Das verraten wir nicht. Aber zumindest Kouas Inszenierung geht gut. Schon die Musik von Lutz Spira ist klasse: Minutenlang gewittern Strobolight und Techno-Klänge, bevor es endlich losgeht: Die transition vom Leben in den Tod ist mit einigem Spektakel verbunden. Der Eintritt in die neue Welt vollzieht sich dagegen eher wie ein Termin beim Straßenverkehrsamt: Im Warteraum werden Nummern gezogen, und eine Frauenstimme antwortet aus dem Off geschäftsmäßig, aber präzise auf alle Fragen des neuen Kunden. Die Stimme wandert im Raum, kommt mal hierher, mal daher, aber offensichtlich sitzen die Bürokraten in dem anthrazitfarbenen Häuschen auf der Bühne, durch dessen Fenster die neuen Bewohner ihre Aufnahme in das Reich der Toten unterschriftlich bestätigen müssen. Bei einem Existenzialisten wie Sartre landet man nicht bei Gott oder Teufel, aber treffend gestaltet scheint das Häuschen schon, sieht es doch aus wie ein etwas überdimensionierter Beichtstuhl. Die Frau vom Amt, die dem Beichtstuhl innewohnt, verfügt über Humor, Schlagfertigkeit oder beichtvätertypischen Zynismus und zitiert am laufenden Band passende Liedtexte und Sprichworte: Über sieben Brücken musst du gehen, durch den Monsun, und dann siehst du vielleicht Licht am Ende des Tunnels.

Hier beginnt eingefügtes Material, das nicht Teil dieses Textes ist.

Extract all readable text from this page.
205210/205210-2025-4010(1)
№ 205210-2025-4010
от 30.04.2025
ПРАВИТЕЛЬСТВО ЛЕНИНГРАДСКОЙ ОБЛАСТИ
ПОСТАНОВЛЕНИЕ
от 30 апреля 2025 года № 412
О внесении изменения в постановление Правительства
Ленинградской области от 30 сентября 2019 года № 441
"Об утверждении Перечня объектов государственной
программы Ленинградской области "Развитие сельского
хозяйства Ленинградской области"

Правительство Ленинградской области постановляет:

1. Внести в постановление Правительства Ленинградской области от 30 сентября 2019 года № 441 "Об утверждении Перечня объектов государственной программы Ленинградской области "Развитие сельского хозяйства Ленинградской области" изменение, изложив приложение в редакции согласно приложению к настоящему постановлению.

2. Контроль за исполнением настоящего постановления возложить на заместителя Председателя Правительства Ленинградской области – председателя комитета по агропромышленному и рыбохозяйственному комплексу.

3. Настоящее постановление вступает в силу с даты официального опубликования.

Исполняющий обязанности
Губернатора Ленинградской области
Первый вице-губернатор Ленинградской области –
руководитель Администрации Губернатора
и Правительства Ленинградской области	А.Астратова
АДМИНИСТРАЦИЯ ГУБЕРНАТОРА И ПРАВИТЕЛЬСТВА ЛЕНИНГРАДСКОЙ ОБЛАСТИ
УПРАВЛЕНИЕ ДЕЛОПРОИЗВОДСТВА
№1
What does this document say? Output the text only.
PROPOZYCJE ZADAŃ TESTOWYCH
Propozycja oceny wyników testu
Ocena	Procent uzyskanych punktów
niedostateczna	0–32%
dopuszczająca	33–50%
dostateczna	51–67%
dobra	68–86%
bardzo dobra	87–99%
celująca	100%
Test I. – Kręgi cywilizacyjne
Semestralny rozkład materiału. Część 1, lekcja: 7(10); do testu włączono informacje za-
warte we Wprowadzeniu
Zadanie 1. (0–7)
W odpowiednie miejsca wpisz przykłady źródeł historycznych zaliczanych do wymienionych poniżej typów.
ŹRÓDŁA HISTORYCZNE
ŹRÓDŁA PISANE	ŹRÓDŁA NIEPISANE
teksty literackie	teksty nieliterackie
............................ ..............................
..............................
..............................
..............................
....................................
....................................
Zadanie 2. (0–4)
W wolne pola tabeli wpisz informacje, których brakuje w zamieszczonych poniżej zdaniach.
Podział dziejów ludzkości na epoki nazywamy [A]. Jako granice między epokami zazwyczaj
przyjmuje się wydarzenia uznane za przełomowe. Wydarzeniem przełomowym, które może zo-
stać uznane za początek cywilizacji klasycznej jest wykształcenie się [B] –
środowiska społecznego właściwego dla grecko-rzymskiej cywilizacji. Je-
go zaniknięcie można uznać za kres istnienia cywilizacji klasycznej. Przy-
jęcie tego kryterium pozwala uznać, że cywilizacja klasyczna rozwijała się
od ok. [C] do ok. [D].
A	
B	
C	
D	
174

Eve und Pierre jedenfalls gehen den Weg zurück in die hoffentlich widerstandsfähige Liebe. Und wo verliebt man sich am besten? - Falsch. Raten Sie nochmal. Es ist die Kirmes. Raphael Westermeier macht einen phantastischen Ausrufer – wenn der Schausteller-König Oscar Bruch demnächst einen jungen Mann zum Mitreisen sucht, sollte er mal beim Schauspiel Dortmund nachfragen. - Sarah Yawa Quarshie sieht toll aus in ihrem rosafarbenen Seidenkleid. Sie könnte auch Scarlett O’Hara spielen, was ja schon mal ein Statement ist in diesen identitätspolitischen Zeiten, in denen man Margaret Mitchell Rassismus vorwirft. Mit Seufzern, Schmelz und Augenaufschlag parodiert sie wunderbar die Vorstellungen des Hollywood-Films von der romantischen Liebe. Ihre Eve ist eindeutig der Oberschicht zugehörig. Mit seiner Vokuhila-Frisur und dem etwas zu blauen Anzug entstammt Adi Hrustemovics Pierre dagegen eher dem Arbeiter-Milieu der 1970er Jahre. Wenn die zwei tanzen, geben sie ein schickes Instagram-Paar ab, das nicht ohne Chancen auf eine Influencer-Karriere wäre. Bloß: Für was influencen sie? Sie sollten für ihre große Liebe stehen – und haben doch noch die Ziele der Liga und die gefährdete Schwester im Kopf (voller Upperclass-Launen und Willkür: Antje Prust).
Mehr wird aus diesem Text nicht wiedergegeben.